Der Kaufmann am Platz nahe der Kirche verriegelte sein Geschäft. Und auch vor die beiden Flügel der großen Tür des Warenlagers legte er ein schweres Schloss. „Feierabend“, sagte der Kaufmann und wandte sich um, zu seiner Frau. Er hatte sie kommen sehen, zu Fuß aus dem Tal. „Wo warst du denn so lange?“ fragte er und sah , wie sie an ihren kurzen Haaren strich, links über dem Ohr, wie sie es früher getan hatte, als ihr Haar noch lang und unbändig war. „Tanzen,“ sagte Frau Schwalbe, „ich war tanzen.“ „Bei der Bank war es heute sehr voll, da dauerte eben alles länger.“ sagte die Frau des Kaufmanns. „Du hättest doch den Wagen nehmen können,“ sagte der Mann und verstaute das riesige Schlüsselbund in seiner Aktentasche. „Ich bin geflogen,“ sagte Frau Schwalbe. „Du weißt doch, ich mag den großen Wagen nicht,“ sagte die Kaufmannsfrau. „Und es ist ja auch nicht all zu weit.“ Sie klickte ihre Handtasche auf, um die Bandkauszüge herauszusuchen. Dabei klapperten die flachen Sandalen auf’s Steinpflaster des leeren Platzes. „Barfuß bist du?“ der Kaufmann sah mit gerunzelter die Stirn auf die nackten Füße seiner Frau. „Was dir immer einfällt! – Und überhaupt…-“ missbilligend blickte er in die Weite des Tales unterhalb des Ortes, als wittere er von dort Gefahr. „Hast du diesen Kerl gesehen, vorhin?“ fragte er. „So einer mit Koffern.

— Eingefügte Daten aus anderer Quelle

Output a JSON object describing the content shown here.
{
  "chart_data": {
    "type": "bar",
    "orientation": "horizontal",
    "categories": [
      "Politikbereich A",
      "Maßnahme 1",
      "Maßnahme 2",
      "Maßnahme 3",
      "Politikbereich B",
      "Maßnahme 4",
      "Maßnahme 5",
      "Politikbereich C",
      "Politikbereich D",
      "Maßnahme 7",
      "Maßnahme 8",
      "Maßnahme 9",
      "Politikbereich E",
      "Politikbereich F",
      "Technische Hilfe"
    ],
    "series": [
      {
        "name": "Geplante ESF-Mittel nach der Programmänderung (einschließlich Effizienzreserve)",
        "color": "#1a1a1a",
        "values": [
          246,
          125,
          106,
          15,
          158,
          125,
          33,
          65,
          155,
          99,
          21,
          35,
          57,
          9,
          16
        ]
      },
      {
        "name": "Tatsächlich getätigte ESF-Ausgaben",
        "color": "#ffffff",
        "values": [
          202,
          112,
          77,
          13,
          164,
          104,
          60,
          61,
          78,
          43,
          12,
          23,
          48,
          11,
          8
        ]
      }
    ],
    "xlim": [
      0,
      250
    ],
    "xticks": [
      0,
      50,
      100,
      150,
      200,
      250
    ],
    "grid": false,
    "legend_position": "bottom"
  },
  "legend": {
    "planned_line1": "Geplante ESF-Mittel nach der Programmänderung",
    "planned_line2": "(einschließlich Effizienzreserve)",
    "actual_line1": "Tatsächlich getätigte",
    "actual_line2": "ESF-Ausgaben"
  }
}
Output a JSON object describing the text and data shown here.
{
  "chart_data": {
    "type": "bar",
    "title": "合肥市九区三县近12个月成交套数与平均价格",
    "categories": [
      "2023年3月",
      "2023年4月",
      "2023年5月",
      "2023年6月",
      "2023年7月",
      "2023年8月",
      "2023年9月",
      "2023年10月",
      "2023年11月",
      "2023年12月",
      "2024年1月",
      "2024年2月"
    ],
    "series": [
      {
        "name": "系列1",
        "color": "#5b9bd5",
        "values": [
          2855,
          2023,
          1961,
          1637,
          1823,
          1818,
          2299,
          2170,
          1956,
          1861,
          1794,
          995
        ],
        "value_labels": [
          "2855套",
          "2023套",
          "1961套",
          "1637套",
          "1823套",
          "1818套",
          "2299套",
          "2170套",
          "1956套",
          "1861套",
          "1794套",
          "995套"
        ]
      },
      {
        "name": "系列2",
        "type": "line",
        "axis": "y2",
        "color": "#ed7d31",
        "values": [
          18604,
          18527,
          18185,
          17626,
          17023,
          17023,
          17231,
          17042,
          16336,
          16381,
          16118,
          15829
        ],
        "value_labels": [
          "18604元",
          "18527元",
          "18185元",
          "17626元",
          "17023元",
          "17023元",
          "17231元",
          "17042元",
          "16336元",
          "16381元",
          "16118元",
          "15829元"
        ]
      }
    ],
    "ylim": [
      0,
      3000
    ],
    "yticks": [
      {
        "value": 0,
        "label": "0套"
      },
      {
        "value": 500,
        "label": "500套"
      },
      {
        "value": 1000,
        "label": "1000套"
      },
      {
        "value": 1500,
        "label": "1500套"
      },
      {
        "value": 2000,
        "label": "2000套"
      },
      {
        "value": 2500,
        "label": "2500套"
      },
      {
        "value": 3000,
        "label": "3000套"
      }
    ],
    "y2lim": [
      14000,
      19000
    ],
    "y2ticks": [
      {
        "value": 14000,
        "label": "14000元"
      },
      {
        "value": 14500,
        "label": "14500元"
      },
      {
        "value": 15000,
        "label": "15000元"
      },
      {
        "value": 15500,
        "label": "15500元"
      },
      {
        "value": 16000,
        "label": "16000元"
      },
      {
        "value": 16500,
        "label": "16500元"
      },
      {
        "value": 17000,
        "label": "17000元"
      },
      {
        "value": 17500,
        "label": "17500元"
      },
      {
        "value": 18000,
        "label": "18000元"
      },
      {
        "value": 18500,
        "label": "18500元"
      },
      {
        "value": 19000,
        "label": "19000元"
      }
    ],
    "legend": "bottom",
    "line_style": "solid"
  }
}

Zwei Koffer trug er. Er war seltsam. Du solltest nicht allein durch das Tal laufen. Einer, mit zwei Koffern… wer trägt heut schon noch Koffer zu Fuß durchs Land. Wer weiß, wer der Kerl ist und was er im Schilde führt!“ – „Gesang auf dem Wind,“ sagte Frau Schwalbe. „Ein fliegender Händler vielleicht?“ sagte die Frau des Kaufmanns – und schob sich wieder ihr kurzes Haar hinter das linke Ohr, bevor sie gedankenverloren in ihre Sandalen schlüpfte.